Ketiga anaknya sering bertanya kapan bisa kembali bersekolah. Fahat merasa sedih karena tidak bisa memberi jawaban pasti kepada mereka.

“Anak-anak sering nanya, ‘Kapan bisa sekolah lagi?’ Mereka rindu belajar dan bertemu teman-temannya. Sampai sekarang, mereka masih di rumah,” ujarnya.

Ironisnya, meskipun anak-anaknya berprestasi dengan banyak sertifikat penghargaan, pihak sekolah tetap tidak memberikan kesempatan untuk melanjutkan pendidikan mereka.

“Anak-anak saya punya banyak prestasi, dibuktikan dengan sertifikat yang mereka raih. Tapi mereka tidak diperbolehkan mengikuti ujian akhir semester oleh pihak sekolah.

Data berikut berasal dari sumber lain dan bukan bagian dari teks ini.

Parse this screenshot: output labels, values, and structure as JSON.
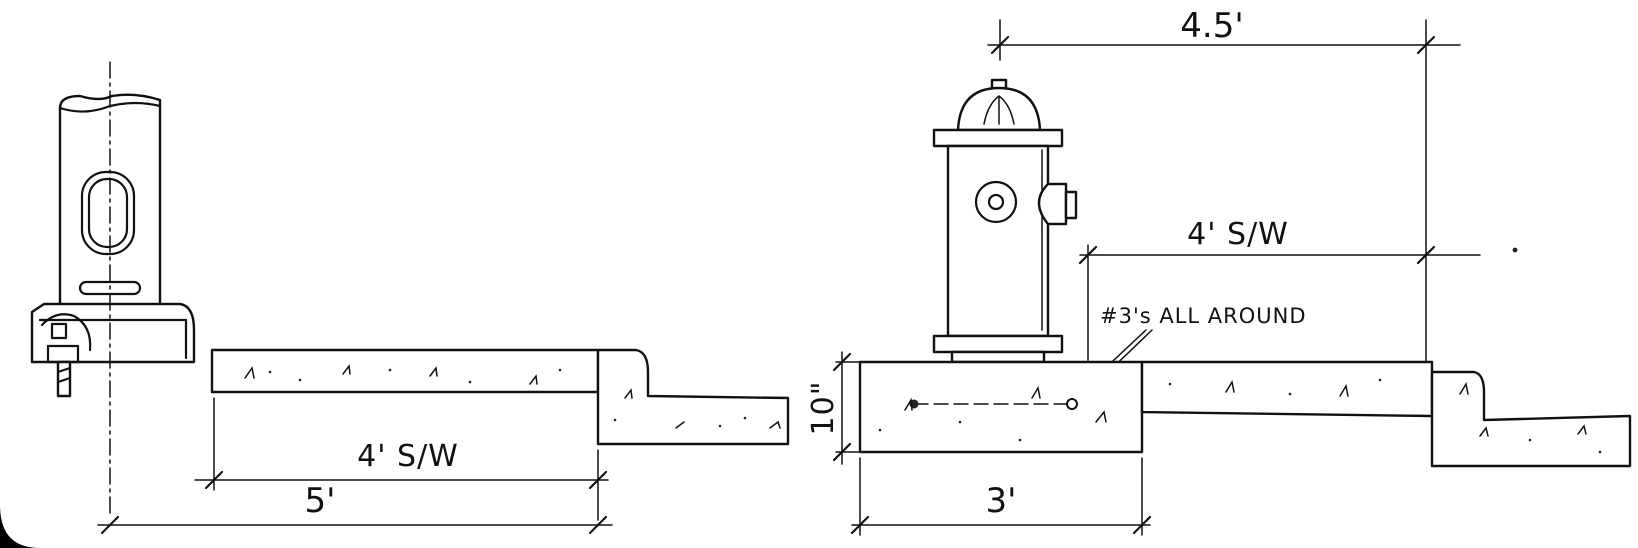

Sampai saat ini belum ada respons dari sekolah, padahal saya sudah memohon ke kepala sekolah agar mereka bisa seperti teman-temannya,” kata Fahat.

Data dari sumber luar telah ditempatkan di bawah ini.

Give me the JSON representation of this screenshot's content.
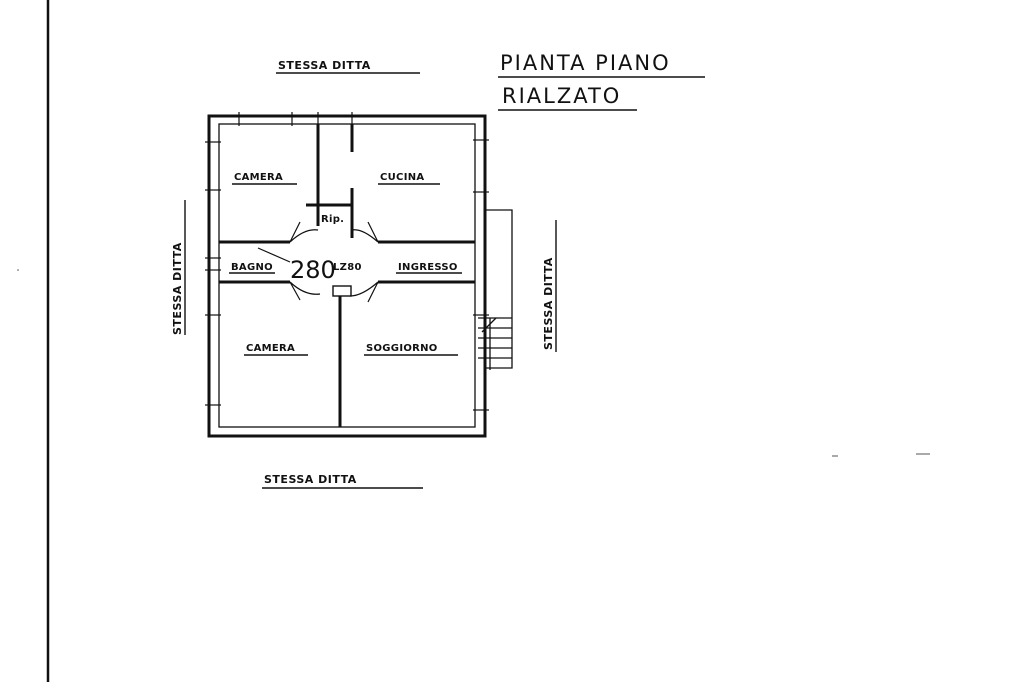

Rasa malu dan tekanan berat kini menghimpit Muhammad Fahat, ayah dari tiga siswa SD yang dipulangkan paksa karena tunggakan SPP. Ketidakpastian masa depan membayangi anak-anaknya yang kini harus berhenti sekolah.

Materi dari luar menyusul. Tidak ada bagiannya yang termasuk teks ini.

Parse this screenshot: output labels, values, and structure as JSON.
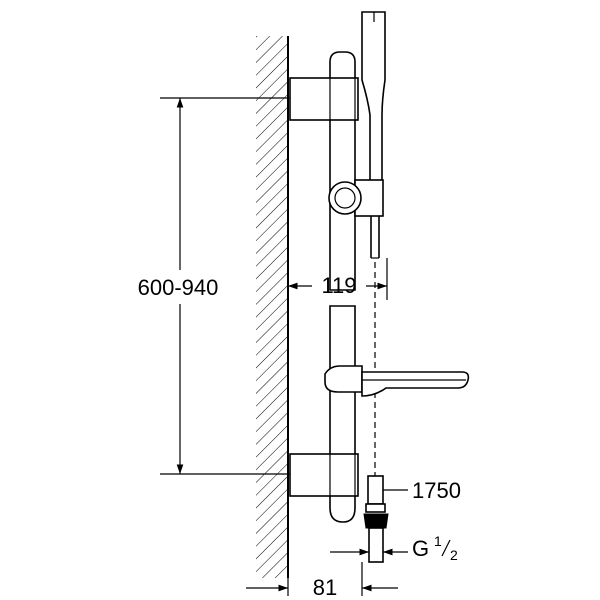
{
  "dimensions": {
    "height_range": "600-940",
    "projection_handshower": "119",
    "hose_length": "1750",
    "thread": {
      "prefix": "G",
      "fraction_num": "1",
      "fraction_den": "2"
    },
    "wall_distance": "81"
  }
}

Fahat mengungkapkan bahwa ia bekerja sebagai buruh harian lepas, terkadang menjadi kuli bangunan, untuk mencukupi kebutuhan keluarga. Kondisi ekonomi mereka sulit, dan mereka masih menumpang di rumah kontrakan.

“Kalau saya kerja serabutan, kadang jadi kuli bangunan, ya ngaduk apa saja lah. Rumah juga masih ngontrak baru 10 bulan. Harapan saya, anak-anak bisa punya masa depan yang sama seperti anak-anak lain,”pungkasnya.

Hingga berita ini diturunkan, pihak sekolah belum memberikan keterangan resmi terkait pemulangan paksa tiga siswa SD di Pandeglang karena tunggakan SPP. (Asep)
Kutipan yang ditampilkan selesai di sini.